Ben McLemore wins NBA’s Community Assist Award
Ben McLemore has improved greatly on the court this season. The 21-year-old is figuring out the NBA game one day at a time and his potential is unlimited. Not only is McLemore growing as a player, but his influence off the court in both Sacramento and St. Louis is being felt as well.
The second-year guard out of the University of Kansas made Christmas very special for plenty of underprivileged youths, and for that he is being recognized. Today the NBA announced that McLemore has won the prestigious NBA Cares Community Assist Award for the month of December.
According to the Kings’ official release, “The award recognizes an NBA player each month who best reflects the passion the league and its players have for giving back to their communities.”
Most people know McLemore’s story. Raised in extreme poverty in St. Louis, the NBA meant more than just fame and fortune. It gave him an opportunity to better his life and the lives of the people around him. During December, that extended to him playing Santa Claus for a group of kids who would have gone without during the Christmas season.
“When I was growing up, my family didn’t have much, so it’s always been extremely important for me to give back and help wherever I can,” said McLemore through the team’s official press release. “To have the opportunity to be a role model for young kids is an honor that I take very seriously, and I’m just blessed to be in this position to help.”
It’s not the first time McLemore has put his newfound fame to use. During his first summer as a pro, McLemore established a nonprofit organization called “All 4 Kids” to provide healthy meals for children in need.
On the court, McLemore is having a much improved year in his second season in the league. Through 38 games, the high-flier is averaging 11.7 points and 3.1 rebounds in 33.1 minutes per game. After shooting just 37.6 percent from the field as a rookie, he has improved that number to 46.3 percent in his second season and he is hitting 36.5 percent of his 3-point shots.

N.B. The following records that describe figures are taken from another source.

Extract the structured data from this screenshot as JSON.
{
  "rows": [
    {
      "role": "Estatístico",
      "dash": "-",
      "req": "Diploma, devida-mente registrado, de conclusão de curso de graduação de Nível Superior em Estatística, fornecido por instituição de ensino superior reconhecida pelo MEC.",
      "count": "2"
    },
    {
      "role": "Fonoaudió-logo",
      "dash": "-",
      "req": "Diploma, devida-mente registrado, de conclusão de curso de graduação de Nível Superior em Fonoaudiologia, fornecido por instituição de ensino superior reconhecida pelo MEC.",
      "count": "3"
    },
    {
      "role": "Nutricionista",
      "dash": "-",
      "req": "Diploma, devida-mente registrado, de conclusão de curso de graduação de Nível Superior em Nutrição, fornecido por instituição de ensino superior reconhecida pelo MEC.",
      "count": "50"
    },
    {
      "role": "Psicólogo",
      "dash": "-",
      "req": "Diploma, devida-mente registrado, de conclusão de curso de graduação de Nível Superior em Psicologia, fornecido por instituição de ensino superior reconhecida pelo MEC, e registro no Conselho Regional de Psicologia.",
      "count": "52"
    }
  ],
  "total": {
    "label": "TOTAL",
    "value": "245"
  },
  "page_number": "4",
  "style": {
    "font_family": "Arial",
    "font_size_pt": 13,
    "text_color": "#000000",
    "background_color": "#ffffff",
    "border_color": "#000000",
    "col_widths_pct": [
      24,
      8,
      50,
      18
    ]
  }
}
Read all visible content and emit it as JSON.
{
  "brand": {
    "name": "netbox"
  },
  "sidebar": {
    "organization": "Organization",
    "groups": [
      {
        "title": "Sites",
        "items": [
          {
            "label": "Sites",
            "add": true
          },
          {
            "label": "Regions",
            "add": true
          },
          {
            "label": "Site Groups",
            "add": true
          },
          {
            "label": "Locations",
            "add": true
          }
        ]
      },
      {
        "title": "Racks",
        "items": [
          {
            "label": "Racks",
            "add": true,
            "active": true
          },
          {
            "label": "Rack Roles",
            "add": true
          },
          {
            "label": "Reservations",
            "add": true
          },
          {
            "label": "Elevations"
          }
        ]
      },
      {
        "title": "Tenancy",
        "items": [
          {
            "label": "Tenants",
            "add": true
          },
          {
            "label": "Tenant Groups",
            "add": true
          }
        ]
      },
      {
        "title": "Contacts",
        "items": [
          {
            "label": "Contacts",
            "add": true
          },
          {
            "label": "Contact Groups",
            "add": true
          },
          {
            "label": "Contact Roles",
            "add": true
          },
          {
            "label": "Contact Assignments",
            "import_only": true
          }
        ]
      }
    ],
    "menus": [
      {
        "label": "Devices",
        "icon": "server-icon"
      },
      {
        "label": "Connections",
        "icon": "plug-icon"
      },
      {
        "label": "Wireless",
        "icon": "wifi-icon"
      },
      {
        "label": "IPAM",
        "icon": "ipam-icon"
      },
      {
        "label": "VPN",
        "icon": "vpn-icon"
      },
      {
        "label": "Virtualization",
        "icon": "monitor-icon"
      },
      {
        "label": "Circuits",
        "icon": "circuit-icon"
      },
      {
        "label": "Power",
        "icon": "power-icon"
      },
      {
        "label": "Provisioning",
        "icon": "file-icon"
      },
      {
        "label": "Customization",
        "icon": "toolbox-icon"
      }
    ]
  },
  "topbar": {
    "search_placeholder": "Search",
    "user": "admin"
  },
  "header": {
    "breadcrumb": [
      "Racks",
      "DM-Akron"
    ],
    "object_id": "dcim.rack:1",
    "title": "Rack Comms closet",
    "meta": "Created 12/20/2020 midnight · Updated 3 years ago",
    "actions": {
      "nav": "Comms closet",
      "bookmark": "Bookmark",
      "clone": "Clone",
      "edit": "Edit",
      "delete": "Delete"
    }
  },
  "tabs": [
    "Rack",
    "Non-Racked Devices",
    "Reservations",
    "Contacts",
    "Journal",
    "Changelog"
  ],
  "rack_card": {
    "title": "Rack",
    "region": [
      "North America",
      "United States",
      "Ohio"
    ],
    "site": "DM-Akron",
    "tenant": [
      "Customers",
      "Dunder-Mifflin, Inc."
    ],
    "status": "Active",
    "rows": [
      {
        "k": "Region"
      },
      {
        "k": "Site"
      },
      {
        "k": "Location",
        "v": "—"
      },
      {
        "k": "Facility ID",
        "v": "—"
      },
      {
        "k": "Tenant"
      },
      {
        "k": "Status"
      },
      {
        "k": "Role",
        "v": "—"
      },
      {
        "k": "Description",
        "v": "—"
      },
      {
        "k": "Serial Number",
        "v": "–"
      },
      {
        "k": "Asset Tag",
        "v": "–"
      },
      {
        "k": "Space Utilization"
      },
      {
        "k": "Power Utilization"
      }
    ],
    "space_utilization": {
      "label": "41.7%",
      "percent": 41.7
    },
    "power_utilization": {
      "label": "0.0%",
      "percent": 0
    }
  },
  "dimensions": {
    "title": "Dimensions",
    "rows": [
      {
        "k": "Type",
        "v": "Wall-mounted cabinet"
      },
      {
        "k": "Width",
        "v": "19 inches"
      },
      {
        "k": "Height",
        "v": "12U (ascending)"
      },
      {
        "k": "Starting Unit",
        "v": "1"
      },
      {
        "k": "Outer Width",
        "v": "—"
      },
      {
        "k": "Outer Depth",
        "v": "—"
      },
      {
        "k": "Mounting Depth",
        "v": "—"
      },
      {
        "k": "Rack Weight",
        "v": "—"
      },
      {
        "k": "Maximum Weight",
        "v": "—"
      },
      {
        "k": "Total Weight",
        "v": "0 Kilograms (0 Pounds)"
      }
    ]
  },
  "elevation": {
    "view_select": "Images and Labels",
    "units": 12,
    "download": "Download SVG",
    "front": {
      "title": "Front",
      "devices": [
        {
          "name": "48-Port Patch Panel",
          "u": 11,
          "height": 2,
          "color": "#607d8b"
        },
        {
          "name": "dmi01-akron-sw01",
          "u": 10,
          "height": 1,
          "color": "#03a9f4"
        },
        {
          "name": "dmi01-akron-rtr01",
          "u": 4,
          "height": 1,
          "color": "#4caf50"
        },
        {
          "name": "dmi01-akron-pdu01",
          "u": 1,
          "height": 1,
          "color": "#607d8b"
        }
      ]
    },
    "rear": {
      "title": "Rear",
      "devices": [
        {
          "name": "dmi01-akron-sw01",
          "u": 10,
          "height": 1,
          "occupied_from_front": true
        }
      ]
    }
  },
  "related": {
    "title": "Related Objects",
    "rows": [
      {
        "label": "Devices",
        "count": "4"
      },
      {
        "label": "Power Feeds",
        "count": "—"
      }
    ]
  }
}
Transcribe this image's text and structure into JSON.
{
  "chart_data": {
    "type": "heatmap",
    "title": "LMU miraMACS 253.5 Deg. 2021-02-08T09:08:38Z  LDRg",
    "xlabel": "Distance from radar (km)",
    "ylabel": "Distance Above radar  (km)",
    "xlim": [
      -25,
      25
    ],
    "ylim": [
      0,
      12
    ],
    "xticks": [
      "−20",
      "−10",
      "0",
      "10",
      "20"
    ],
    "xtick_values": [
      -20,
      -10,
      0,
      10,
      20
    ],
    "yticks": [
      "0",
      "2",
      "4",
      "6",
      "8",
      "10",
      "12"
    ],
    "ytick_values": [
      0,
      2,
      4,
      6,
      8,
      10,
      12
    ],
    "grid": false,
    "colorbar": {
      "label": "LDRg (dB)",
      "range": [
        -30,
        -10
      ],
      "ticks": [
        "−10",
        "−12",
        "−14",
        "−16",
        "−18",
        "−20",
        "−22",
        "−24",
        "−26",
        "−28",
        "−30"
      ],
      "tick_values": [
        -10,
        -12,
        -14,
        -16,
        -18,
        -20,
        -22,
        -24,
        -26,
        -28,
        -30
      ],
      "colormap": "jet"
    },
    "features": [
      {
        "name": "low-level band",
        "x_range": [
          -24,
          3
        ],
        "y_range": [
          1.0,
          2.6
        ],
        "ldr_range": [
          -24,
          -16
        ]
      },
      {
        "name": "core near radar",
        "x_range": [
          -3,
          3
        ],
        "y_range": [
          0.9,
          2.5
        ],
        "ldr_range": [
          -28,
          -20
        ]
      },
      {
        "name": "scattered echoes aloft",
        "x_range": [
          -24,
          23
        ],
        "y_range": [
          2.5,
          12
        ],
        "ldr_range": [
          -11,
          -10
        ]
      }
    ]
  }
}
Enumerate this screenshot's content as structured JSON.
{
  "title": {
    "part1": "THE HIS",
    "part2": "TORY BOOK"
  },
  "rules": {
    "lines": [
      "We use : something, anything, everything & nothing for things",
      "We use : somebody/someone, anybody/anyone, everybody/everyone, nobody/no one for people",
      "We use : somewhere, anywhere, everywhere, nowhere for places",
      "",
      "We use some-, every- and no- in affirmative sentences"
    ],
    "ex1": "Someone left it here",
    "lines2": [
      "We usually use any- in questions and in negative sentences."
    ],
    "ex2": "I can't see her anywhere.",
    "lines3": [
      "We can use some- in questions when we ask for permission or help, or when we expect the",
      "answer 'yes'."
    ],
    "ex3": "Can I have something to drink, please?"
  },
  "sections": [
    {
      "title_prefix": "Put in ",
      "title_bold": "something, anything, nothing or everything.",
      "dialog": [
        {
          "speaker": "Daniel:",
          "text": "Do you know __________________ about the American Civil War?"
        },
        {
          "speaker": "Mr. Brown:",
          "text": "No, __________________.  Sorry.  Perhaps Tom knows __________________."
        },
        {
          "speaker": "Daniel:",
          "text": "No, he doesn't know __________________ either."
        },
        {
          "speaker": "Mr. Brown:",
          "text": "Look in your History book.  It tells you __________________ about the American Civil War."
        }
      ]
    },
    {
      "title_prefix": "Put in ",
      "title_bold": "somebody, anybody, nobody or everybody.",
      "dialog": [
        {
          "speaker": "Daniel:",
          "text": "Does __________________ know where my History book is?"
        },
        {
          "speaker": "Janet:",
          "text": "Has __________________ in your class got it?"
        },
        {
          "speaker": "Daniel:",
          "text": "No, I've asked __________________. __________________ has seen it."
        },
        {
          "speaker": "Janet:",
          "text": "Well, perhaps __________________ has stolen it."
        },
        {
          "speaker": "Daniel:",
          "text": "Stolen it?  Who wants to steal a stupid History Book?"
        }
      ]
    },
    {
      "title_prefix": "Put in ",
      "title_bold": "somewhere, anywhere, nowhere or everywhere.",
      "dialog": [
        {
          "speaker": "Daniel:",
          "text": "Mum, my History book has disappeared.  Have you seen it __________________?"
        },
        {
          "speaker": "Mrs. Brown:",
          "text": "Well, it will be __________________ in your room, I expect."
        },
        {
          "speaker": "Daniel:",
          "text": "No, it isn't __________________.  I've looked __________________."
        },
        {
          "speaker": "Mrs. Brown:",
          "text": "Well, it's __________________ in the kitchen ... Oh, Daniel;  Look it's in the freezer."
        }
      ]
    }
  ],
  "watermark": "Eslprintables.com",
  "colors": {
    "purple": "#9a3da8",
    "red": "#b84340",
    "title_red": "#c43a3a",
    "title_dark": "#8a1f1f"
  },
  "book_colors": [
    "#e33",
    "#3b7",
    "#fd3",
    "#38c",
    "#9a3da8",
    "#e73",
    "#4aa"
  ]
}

Last January, McLemore was left off the roster for the NBA’s Rising Stars Challenge at All-Star weekend. While he participated in the Slam Dunk Contest, that’s not the event for which he really wanted an invite. This season, he is hoping to compete in an actual game against some of the best young players in the game.
“It’s not my decision. I just have to keep going out there and performing,” McLemore told Cowbell Kingdom of his chances of making the team.
“I just have to keep working hard, like what I’ve been doing this year,” McLemore continued. “I know everybody sees improvement and I see it myself. I have to keep working, keep improving.”
Night in and night out, McLemore is asked to guard some of the most athletic players in the league. His improvement on both ends of the floor is dramatic after a rough showing in his rookie season.
McLemore is finding his way in the NBA game. But maybe more importantly, he has a firm grasp on the responsibility that comes with being a professional athlete.